Good decision-making is key to companies and institutions running efficiently and overcoming unforeseeable obstacles. With the help of data science companies, decision makers are now able to make better-informed choices than in the past by shaping and filtering the data their organizations have collected. By using this data, they are able to formulate predictions of the future based on what would happen if they decided to take their organization in a brand new direction, for example, or how they would rebuild themselves after a financial disaster, among a variety of other things.
It should be mentioned, however, that having data science alone is not always enough. As Irina Peregud, of InData Labs, explains: “Data scientists analyze data to find insights but it’s the job of product managers and business leaders to tell them what to look for.” Essentially, business leaders and heads of governmental institutions need to know what the problem is before they send in their data science troops to try and solve it. Data scientists are able to dig up masses of information but it’s worth nothing unless they are led by someone who understands the setting in which they are working — a leader with industry experience. Goals need to be clearly set before data scientists are able to theorize ways to reach them.
Building automated response systems is often seen as an end goal for many business leaders seeking to invest in data science. Many small decisions can be automated with ease when the right data is collected and utilized. For example, many banks that grant loans have for many years now been using credit scoring systems to predict their clients ‘credit-worthiness’, however, now, with the aid of data science, they are able to do this with a much higher degree of accuracy, which has relieved their employees of some the decision-making process, lowered the possibility of not getting a return on their loans if the customer was not ‘worthy’, and also sped up the process as well.
On top of that, data science is also able to help automate much more complicated decision-making processes, with the ability to provide numerous solid directions to choose from with data as evidence for those possibilities. Using data science, it is possible to forecast the impacts of decisions that are yet to even be made. There are many examples of this, but perhaps some of the best known are of companies on the brink of collapse that placed their trust in data science and were saved by remodeling their company based on what the data told them would work, such as Dunkin’ Donuts and Timberland. The former, invested in a loyalty system and the latter invested in identifying it’s ideal customer. Having the data to back big decisions such as these, allows decision makers to feel more confident in what they are doing and invest more in the idea financially as well as psychologically.
Healthcare and Insurance
Healthcare is another where area data science has shown to be highly beneficial for decision-making in a variety of sectors. Obviously providing adequate treatment is the number one priority. Many healthcare providers now are moving towards evidence-based medicine, which when used in conjunction with data science, enables physicians to provide patients with a more personalized experience by accessing a larger pool of sources before making a decision on treatment.

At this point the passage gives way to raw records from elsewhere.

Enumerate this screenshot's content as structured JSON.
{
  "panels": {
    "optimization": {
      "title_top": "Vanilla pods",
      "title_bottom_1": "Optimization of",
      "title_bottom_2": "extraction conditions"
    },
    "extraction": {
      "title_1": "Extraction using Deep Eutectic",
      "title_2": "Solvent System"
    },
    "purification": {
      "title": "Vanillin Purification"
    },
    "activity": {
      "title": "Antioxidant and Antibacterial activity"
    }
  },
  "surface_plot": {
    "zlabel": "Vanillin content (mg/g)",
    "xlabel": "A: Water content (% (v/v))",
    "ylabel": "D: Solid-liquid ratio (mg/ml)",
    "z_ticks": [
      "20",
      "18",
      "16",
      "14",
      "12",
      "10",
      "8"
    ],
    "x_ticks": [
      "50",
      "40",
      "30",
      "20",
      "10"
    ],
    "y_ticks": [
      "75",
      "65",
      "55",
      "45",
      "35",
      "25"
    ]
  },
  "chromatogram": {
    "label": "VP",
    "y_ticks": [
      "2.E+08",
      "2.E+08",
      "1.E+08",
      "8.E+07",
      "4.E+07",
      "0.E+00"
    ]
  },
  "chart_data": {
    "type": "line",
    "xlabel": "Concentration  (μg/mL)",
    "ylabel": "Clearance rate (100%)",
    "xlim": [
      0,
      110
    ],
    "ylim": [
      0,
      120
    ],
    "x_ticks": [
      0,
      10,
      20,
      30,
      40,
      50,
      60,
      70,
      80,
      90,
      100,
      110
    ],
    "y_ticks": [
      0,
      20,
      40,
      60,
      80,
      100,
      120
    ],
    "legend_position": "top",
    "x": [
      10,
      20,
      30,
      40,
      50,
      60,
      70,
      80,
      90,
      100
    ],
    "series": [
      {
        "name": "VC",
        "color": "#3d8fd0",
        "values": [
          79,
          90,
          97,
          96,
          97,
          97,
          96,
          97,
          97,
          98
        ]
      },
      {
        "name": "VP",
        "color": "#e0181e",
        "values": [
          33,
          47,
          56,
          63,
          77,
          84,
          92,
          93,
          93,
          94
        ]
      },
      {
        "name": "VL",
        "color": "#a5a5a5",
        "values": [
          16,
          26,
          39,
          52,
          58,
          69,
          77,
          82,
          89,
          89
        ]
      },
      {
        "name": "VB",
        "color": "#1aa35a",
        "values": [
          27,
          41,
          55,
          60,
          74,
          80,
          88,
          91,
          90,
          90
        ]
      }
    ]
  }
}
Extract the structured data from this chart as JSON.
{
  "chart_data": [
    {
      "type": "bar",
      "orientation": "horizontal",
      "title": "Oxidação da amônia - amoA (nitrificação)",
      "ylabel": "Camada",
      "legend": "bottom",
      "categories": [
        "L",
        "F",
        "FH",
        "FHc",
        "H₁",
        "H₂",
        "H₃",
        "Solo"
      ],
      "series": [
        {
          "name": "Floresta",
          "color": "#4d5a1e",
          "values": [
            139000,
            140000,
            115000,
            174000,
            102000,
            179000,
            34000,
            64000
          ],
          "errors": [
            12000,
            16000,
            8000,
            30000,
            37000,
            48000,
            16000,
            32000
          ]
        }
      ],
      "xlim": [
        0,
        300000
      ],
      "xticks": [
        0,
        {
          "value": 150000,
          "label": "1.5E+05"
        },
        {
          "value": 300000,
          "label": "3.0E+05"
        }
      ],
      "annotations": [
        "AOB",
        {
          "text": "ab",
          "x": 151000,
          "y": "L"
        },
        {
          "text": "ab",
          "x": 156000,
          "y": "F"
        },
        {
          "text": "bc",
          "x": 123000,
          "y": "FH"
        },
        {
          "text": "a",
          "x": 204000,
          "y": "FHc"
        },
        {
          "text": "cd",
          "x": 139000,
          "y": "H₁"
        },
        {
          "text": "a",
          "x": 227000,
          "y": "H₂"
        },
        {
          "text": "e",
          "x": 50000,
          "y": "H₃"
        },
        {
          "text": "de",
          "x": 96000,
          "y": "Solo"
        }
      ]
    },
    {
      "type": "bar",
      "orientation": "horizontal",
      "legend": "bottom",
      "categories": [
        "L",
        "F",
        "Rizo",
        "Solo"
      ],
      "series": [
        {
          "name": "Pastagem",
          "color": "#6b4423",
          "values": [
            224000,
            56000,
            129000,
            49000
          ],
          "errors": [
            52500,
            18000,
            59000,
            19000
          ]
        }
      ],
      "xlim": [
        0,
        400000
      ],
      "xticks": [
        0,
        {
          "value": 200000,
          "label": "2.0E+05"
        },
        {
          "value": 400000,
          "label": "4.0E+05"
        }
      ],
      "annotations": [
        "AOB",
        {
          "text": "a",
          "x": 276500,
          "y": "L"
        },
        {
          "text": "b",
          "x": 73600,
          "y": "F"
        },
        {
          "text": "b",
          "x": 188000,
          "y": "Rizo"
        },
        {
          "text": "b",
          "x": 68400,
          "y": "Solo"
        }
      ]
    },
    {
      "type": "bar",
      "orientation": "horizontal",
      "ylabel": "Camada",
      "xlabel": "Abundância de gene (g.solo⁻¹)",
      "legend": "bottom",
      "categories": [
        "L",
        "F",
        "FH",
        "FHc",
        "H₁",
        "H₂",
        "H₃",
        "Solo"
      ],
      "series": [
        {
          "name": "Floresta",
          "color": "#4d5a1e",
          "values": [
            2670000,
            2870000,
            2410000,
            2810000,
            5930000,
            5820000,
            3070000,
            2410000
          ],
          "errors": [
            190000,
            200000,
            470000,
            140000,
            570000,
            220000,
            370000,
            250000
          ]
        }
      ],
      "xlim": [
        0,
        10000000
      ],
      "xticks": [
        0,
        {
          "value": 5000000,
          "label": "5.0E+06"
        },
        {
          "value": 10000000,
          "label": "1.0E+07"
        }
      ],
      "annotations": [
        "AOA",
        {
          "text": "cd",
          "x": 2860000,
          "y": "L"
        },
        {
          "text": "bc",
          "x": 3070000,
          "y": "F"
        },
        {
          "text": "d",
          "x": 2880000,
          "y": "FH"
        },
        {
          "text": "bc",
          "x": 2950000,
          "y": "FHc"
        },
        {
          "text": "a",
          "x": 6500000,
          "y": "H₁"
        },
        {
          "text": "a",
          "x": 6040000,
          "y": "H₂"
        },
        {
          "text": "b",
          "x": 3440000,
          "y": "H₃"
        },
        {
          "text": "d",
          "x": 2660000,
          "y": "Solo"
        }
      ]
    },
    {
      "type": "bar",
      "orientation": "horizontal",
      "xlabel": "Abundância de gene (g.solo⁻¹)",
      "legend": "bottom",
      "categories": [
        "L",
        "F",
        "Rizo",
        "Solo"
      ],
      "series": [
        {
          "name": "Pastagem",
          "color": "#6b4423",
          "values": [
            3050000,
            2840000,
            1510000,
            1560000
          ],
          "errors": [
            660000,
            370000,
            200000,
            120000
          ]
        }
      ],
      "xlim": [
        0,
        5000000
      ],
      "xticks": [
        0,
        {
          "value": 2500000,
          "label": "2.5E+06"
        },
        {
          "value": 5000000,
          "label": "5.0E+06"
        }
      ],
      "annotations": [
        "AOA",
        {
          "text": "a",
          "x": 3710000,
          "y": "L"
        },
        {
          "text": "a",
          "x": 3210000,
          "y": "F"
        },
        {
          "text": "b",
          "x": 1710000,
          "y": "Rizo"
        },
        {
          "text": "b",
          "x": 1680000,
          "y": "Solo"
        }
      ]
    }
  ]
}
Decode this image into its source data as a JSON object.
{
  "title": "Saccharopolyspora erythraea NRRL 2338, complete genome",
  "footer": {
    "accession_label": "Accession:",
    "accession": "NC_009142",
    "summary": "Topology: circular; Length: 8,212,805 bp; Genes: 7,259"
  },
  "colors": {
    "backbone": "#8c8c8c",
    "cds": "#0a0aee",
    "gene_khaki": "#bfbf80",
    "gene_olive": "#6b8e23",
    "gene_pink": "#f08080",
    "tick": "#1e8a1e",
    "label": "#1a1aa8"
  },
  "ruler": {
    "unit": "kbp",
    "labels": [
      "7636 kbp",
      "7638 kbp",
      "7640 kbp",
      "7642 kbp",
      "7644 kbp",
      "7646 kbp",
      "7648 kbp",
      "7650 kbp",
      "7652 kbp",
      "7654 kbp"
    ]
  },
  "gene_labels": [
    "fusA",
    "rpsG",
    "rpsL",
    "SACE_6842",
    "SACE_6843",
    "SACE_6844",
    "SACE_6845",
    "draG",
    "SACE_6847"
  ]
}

Health and life insurance are other areas of healthcare that benefit significantly from data science. Similar to how banks grant loans based on a ‘credit-worthiness’ score as mentioned above, health and life insurers are able to develop ‘well-being’ scores. To develop such a score can involve the collection of data from a large number of places, including social media, financial transactions, and even body sensors. This can also be seen throughout the insurance industry as a whole. In fact, as Datafloq explains: “Insurance companies rely on growing their number of customers by adapting insurance policies for each individual customer”. By using data science, insurers are able to grant more personalized insurance schemes that work for both the customer and the insurer. This makes the decision-making process easier as it is no longer a question of insurers saying ‘yes’ or ‘no’ to customers, but about questioning the terms that will work for both parties involved.
Data science is also well-known to those that aim to improve operational standards, too. By applying data science to operational procedures, decision makers are able to implement changes much more efficiently and monitor if they are successful or not much more closely through trial and error. Such methods can be applied to hiring and firing employees by collecting and measuring data to see who fits the job best, as well as measuring performance targets to see who really deserves to get promoted. On top of this, it helps employers see where work is really needed and where it can be cut.
William Edwards Deming once said: “In God we trust. All others must bring data.” Though he passed away more than 24 years ago, his words now hold more truth today than when they were spoken. With the aid of data science, decision makers — whatever industry they may be in — can make much more precise choices than ever before. Or, in some situations, wipe out the whole decision-making process by automating it.
By harnessing data science to its full potential, top-ranking decision makers in all industries, not only make better-informed decisions but make them with clearer predictions of the future. With that advantage on their side, they are able to stabilize businesses that have not always had a clear vision and save businesses that are on the brink of collapse.
However, it should be mentioned again that data science is only an advantage when decision makers know there is a problem to be solved and can give the data scientists under their leadership goals to aim for. Once goals have been established, data scientists can work their magic and theorize how to fix it. Data science alone is not an advantage for decision-making, data science combined with good leadership is.